Tuesday, November 03, 2009

Autumn


I'm sitting at home wrestling unsuccessfully with some virus or other. I've been spoiled by relative resistance to diseases over the year. When the rest of the family gets ill, I merely got tired and grumpy. But the years are catching up.


This has been a lovely Autumn, something we don't get every year. So, walking to work has sent me into reveries about Fall colours, dying, death and re-birth. Why do we associate Autumn with starting out? The school year begins. Football and Hockey start over. And yet Nature is retreating, preparing for the sleep of Winter


And does any of this tell us something about ourselves when we enter our own personal Autumn? I would argue that Nature, beautiful in every season, is at it's best now: Colourful, brilliant, especially on the grey days that we're likely to see. Are we at our best in our Autumn?

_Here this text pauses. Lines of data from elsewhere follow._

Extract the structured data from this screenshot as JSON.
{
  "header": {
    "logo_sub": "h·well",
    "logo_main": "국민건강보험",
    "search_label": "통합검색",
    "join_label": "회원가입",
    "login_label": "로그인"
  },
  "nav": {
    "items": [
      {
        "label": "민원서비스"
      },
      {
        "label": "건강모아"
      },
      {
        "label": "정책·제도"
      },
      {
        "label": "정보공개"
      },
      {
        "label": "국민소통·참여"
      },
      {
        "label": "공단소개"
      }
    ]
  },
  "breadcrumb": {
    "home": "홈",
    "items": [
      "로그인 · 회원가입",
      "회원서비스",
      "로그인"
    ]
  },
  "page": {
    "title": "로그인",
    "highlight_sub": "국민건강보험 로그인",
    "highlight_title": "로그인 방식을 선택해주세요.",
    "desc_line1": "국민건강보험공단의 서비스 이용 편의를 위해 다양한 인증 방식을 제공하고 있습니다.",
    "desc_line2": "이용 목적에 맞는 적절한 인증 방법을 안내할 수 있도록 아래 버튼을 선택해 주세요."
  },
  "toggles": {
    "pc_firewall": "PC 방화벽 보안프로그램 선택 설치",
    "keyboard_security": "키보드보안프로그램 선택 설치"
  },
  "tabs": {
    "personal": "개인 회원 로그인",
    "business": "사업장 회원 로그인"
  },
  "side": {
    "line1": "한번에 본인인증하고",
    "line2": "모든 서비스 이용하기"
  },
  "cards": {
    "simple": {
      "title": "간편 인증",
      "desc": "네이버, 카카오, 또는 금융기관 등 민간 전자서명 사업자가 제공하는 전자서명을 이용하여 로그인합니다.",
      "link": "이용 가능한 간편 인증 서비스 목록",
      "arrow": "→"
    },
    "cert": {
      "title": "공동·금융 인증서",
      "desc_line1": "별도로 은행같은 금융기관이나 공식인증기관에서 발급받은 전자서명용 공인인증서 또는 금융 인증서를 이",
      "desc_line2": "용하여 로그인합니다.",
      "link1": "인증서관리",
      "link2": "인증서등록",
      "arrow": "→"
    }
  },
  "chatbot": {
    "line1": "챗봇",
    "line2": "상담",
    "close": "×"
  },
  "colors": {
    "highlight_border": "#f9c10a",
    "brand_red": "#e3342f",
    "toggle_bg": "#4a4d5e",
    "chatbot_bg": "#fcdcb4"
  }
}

Thomas Aquinas apparently said that we reach our prime from 50 to 70 years of age. Is this our Autumn? Should we start out anew in these late months of our life, armed with experience, education and intelligence? Well, experience anyway.


The colourful leaves drop, winter's sleep ensues. But beneath the white coat the dead leaves are preparing to nourish new life in the Spring. If we refuse to live our lives to their peak at these late stages, are we denying those to come nourishment for their Spring? Didn't our parents and their generation give themselves completely to life, enriching us in the process?


Random thoughts at a keyboard while recovering from one of life's little insults.